EN 301 549 v4.1.1の正式公開:変更点とその影響、今から取り組むべきこと
アクセシビリティ・エンジニア 中村(直)この記事は、当社がアクセシビリティ分野で提携しているDeque社の記事、EN 301 549 v4.1.1 is final! What changed, what it means, and what you should do.を要約したものです。
欧州のアクセシビリティ規格であるEN 301 549 v4.1.1が9月2日付けで正式に公開されました。規格の内容はETSIのサイトで閲覧可能(PDF)です。これは、欧州のアクセシビリティ基準における大きな節目になりますが、3つのタイムラインの第一段階に過ぎません。
第二段階は、EN 301 549 v4.1.1がEU官報(Official Journal of the European Union, OJEU)で掲載されることです。EU官報に掲載されるまでは、EU指令の要求事項を満たしているとみなされる、適合の推定(presumption of conformity)は得られません。EU官報には11月末頃に掲載される見込みです。
第三段階は、EN 301 549 v4.1.1がEU加盟国の国内法で参照されることです。加盟国はいつ遵守を期待するかを定義します。
EN 301 549 v4.1.1への準備は今すぐ始めるべきです。主な理由は次の3つです。
- まもなくEUの正式な規格になる
- 国によってはバージョン番号なしでEN 301 549を参照しており、v4.1.1が即座に基準となる
- 特にリアルタイム通信(後述)の変更内容が大きく、対応には時間がかかる
EN 301 549 v4.1.1における最大の変更点は、WCAG 2.2レベルAAの採用です。次の6つの達成基準(リンク先はウェブアクセシビリティ基盤委員会が提供する日本語訳)が追加されました。
- 2.4.11 隠されないフォーカス (最低限)(レベルAA)
- 2.5.7 ドラッグ動作(レベルAA)
- 2.5.8 ターゲットのサイズ (最低限)(レベルAA)
- 3.2.6 一貫したヘルプ(レベルA)
- 3.3.7 冗長な入力項目(レベルA)
- 3.3.8 アクセシブルな認証 (最低限)(レベルAA)
「WCAG 2.2レベルAAに適合すること」と「EN 301 549 v4.1.1に適合すること」は同じではありません。
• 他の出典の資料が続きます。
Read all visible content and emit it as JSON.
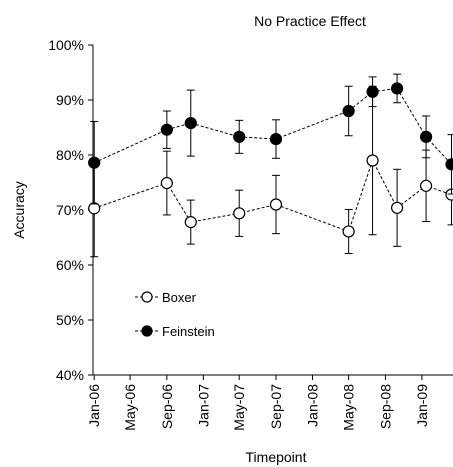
{
  "chart_data": {
    "type": "line",
    "title": "No Practice Effect",
    "xlabel": "Timepoint",
    "ylabel": "Accuracy",
    "ylim": [
      40,
      100
    ],
    "yticks": [
      "40%",
      "50%",
      "60%",
      "70%",
      "80%",
      "90%",
      "100%"
    ],
    "ytick_values": [
      40,
      50,
      60,
      70,
      80,
      90,
      100
    ],
    "xticks": [
      "Jan-06",
      "May-06",
      "Sep-06",
      "Jan-07",
      "May-07",
      "Sep-07",
      "Jan-08",
      "May-08",
      "Sep-08",
      "Jan-09"
    ],
    "xtick_values": [
      "2006-01-01",
      "2006-05-01",
      "2006-09-01",
      "2007-01-01",
      "2007-05-01",
      "2007-09-01",
      "2008-01-01",
      "2008-05-01",
      "2008-09-01",
      "2009-01-01"
    ],
    "xlim": [
      "2005-12-28",
      "2009-04-15"
    ],
    "grid": false,
    "legend_position": "lower-left",
    "series": [
      {
        "name": "Boxer",
        "marker": "open-circle",
        "points": [
          {
            "x": "2006-01-01",
            "y": 70.3,
            "err": 8.8
          },
          {
            "x": "2006-09-01",
            "y": 74.9,
            "err": 5.8
          },
          {
            "x": "2006-11-20",
            "y": 67.8,
            "err": 4.0
          },
          {
            "x": "2007-05-01",
            "y": 69.4,
            "err": 4.2
          },
          {
            "x": "2007-09-01",
            "y": 71.0,
            "err": 5.3
          },
          {
            "x": "2008-05-01",
            "y": 66.1,
            "err": 4.0
          },
          {
            "x": "2008-07-20",
            "y": 79.0,
            "err": 13.5
          },
          {
            "x": "2008-10-10",
            "y": 70.4,
            "err": 7.0
          },
          {
            "x": "2009-01-15",
            "y": 74.4,
            "err": 6.5
          },
          {
            "x": "2009-04-10",
            "y": 72.8,
            "err": 5.5
          }
        ]
      },
      {
        "name": "Feinstein",
        "marker": "filled-circle",
        "points": [
          {
            "x": "2006-01-01",
            "y": 78.6,
            "err": 7.5
          },
          {
            "x": "2006-09-01",
            "y": 84.6,
            "err": 3.4
          },
          {
            "x": "2006-11-20",
            "y": 85.8,
            "err": 6.0
          },
          {
            "x": "2007-05-01",
            "y": 83.3,
            "err": 3.0
          },
          {
            "x": "2007-09-01",
            "y": 82.9,
            "err": 3.5
          },
          {
            "x": "2008-05-01",
            "y": 88.0,
            "err": 4.5
          },
          {
            "x": "2008-07-20",
            "y": 91.5,
            "err": 2.7
          },
          {
            "x": "2008-10-10",
            "y": 92.1,
            "err": 2.6
          },
          {
            "x": "2009-01-15",
            "y": 83.3,
            "err": 3.8
          },
          {
            "x": "2009-04-10",
            "y": 78.3,
            "err": 5.4
          }
        ]
      }
    ]
  }
}
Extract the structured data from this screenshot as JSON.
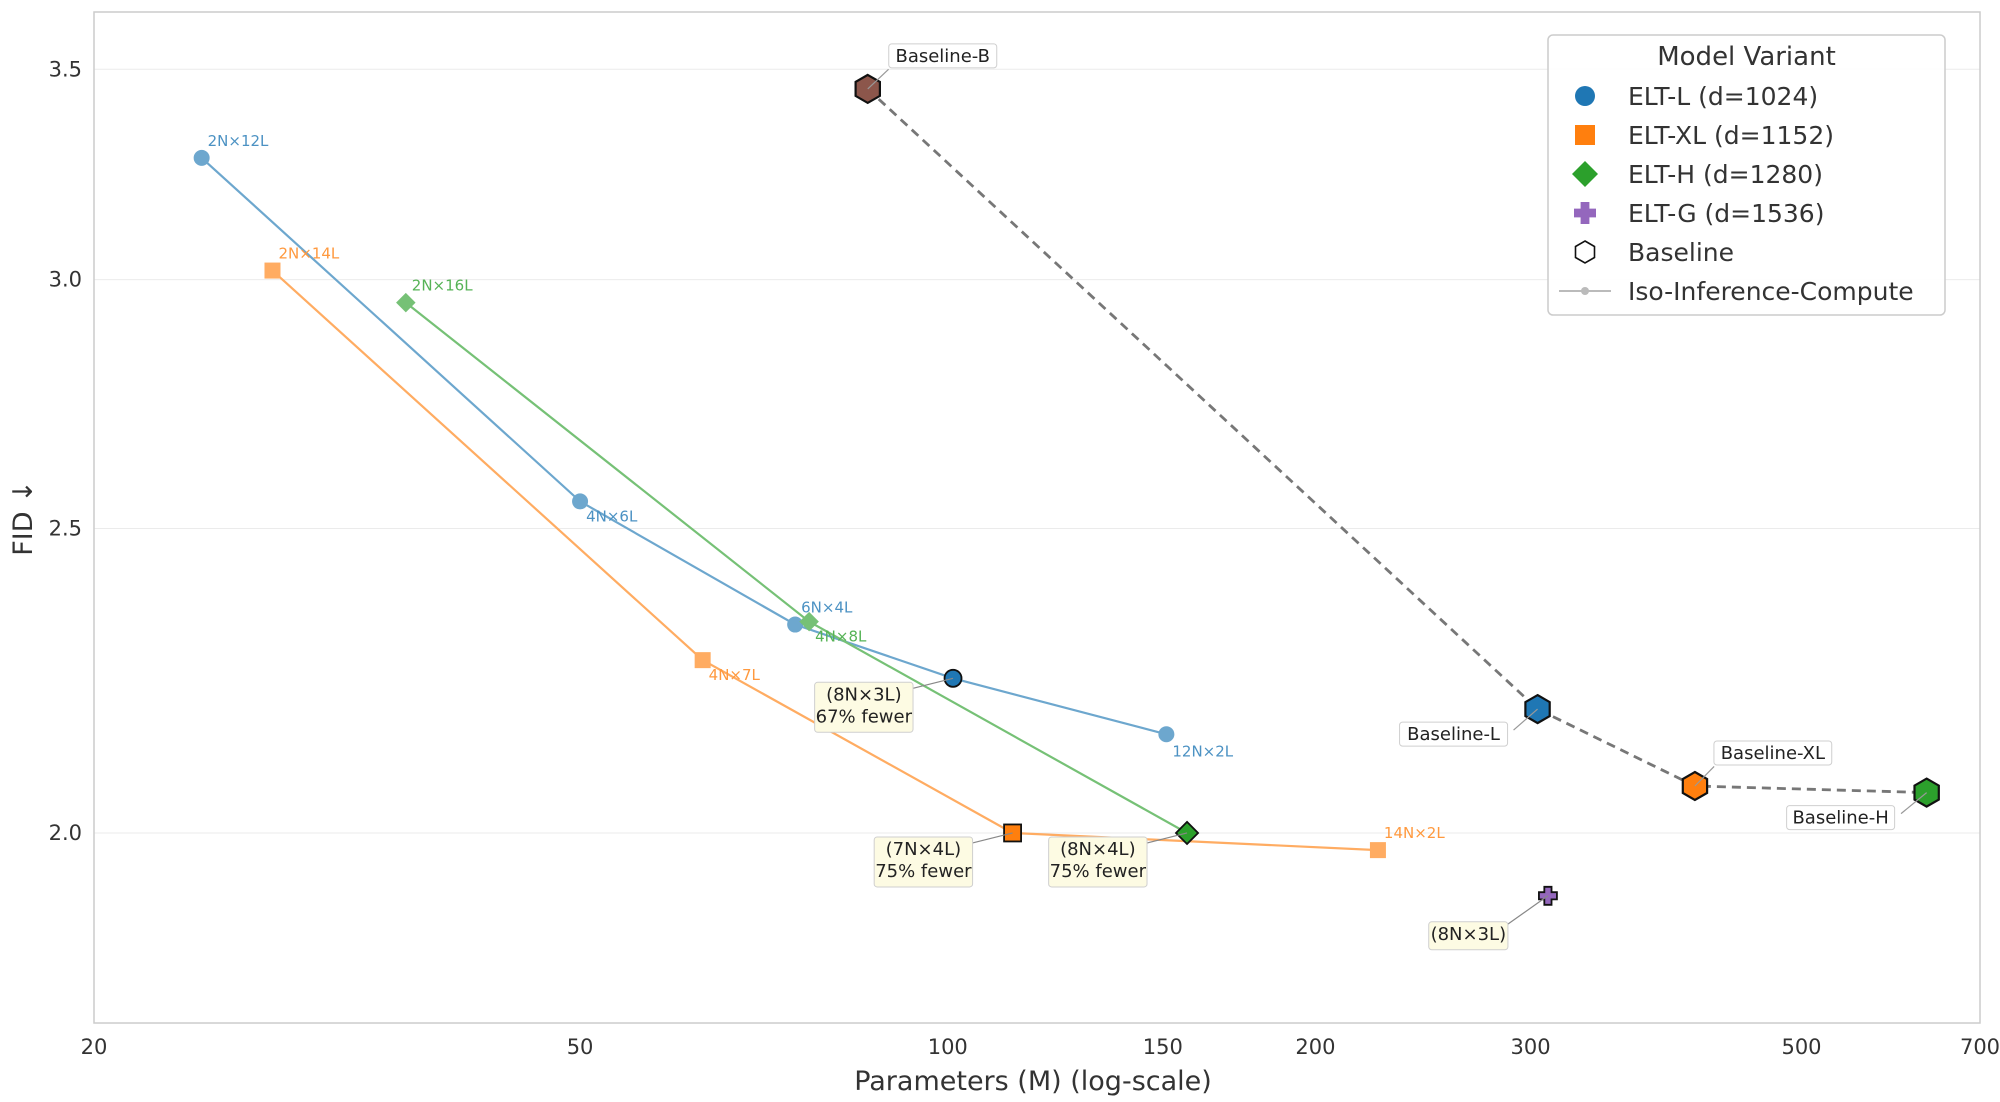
{
  "chart_data": {
    "type": "scatter",
    "xlabel": "Parameters (M) (log-scale)",
    "ylabel": "FID ↓",
    "x_scale": "log",
    "y_scale": "log",
    "xlim": [
      20,
      700
    ],
    "ylim": [
      1.74,
      3.65
    ],
    "grid": true,
    "x_ticks": [
      20,
      50,
      100,
      150,
      200,
      300,
      500,
      700
    ],
    "x_tick_labels": [
      "20",
      "50",
      "100",
      "150",
      "200",
      "300",
      "500",
      "700"
    ],
    "y_ticks": [
      2.0,
      2.5,
      3.0,
      3.5
    ],
    "y_tick_labels": [
      "2.0",
      "2.5",
      "3.0",
      "3.5"
    ],
    "legend": {
      "title": "Model Variant",
      "placement": "top-right",
      "entries": [
        {
          "label": "ELT-L (d=1024)",
          "marker": "circle",
          "color": "#1f77b4"
        },
        {
          "label": "ELT-XL (d=1152)",
          "marker": "square",
          "color": "#ff7f0e"
        },
        {
          "label": "ELT-H (d=1280)",
          "marker": "diamond",
          "color": "#2ca02c"
        },
        {
          "label": "ELT-G (d=1536)",
          "marker": "plus",
          "color": "#9467bd"
        },
        {
          "label": "Baseline",
          "marker": "hexagon",
          "color": "#ffffff"
        },
        {
          "label": "Iso-Inference-Compute",
          "marker": "line",
          "color": "#bbbbbb"
        }
      ]
    },
    "series": [
      {
        "name": "ELT-L (d=1024)",
        "marker": "circle",
        "color": "#1f77b4",
        "points": [
          {
            "x": 24.5,
            "y": 3.28,
            "label": "2N×12L"
          },
          {
            "x": 50,
            "y": 2.55,
            "label": "4N×6L"
          },
          {
            "x": 75,
            "y": 2.33,
            "label": "6N×4L"
          },
          {
            "x": 101,
            "y": 2.24,
            "highlight": true
          },
          {
            "x": 151,
            "y": 2.15,
            "label": "12N×2L"
          }
        ]
      },
      {
        "name": "ELT-XL (d=1152)",
        "marker": "square",
        "color": "#ff7f0e",
        "points": [
          {
            "x": 28,
            "y": 3.02,
            "label": "2N×14L"
          },
          {
            "x": 63,
            "y": 2.27,
            "label": "4N×7L"
          },
          {
            "x": 113,
            "y": 2.0,
            "highlight": true
          },
          {
            "x": 225,
            "y": 1.975,
            "label": "14N×2L"
          }
        ]
      },
      {
        "name": "ELT-H (d=1280)",
        "marker": "diamond",
        "color": "#2ca02c",
        "points": [
          {
            "x": 36,
            "y": 2.95,
            "label": "2N×16L"
          },
          {
            "x": 77,
            "y": 2.335,
            "label": "4N×8L"
          },
          {
            "x": 157,
            "y": 2.0,
            "highlight": true
          }
        ]
      },
      {
        "name": "ELT-G (d=1536)",
        "marker": "plus",
        "color": "#9467bd",
        "points": [
          {
            "x": 310,
            "y": 1.91,
            "highlight": true
          }
        ]
      }
    ],
    "baselines": [
      {
        "name": "Baseline-B",
        "x": 86,
        "y": 3.45,
        "color": "#8c564b"
      },
      {
        "name": "Baseline-L",
        "x": 304,
        "y": 2.19,
        "color": "#1f77b4"
      },
      {
        "name": "Baseline-XL",
        "x": 409,
        "y": 2.07,
        "color": "#ff7f0e"
      },
      {
        "name": "Baseline-H",
        "x": 633,
        "y": 2.06,
        "color": "#2ca02c"
      }
    ],
    "annotations": [
      {
        "series": 0,
        "point": 3,
        "lines": [
          "(8N×3L)",
          "67% fewer"
        ]
      },
      {
        "series": 1,
        "point": 2,
        "lines": [
          "(7N×4L)",
          "75% fewer"
        ]
      },
      {
        "series": 2,
        "point": 2,
        "lines": [
          "(8N×4L)",
          "75% fewer"
        ]
      },
      {
        "series": 3,
        "point": 0,
        "lines": [
          "(8N×3L)"
        ]
      }
    ]
  }
}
EN 301 549にはWCAG以外の要求事項も含まれており、特に通信機能に関する要件が強化されています。
Clause 6(リアルタイム通信)の大幅な改定がされています。主な変更点としては、次の3つです。
- RTT(Real-Time Text)の要件強化
- 音声・テキスト・映像を同時利用できることを要求
- 発信者識別、通知、通話制御の要件更新
コンタクトセンター、ビデオ会議、通話・メッセージング製品などへの影響が大きく、大規模な改修が必要になる可能性があります。
一言でまとめますと、欧州アクセシビリティ指令(EAA)対応の基準としてEN 301 549がv4.1.1に改定され、Web分野ではWCAG 2.2 AAが正式に取り込まれました。欧州市場を対象とする組織は、今すぐ移行計画を立てるべきです。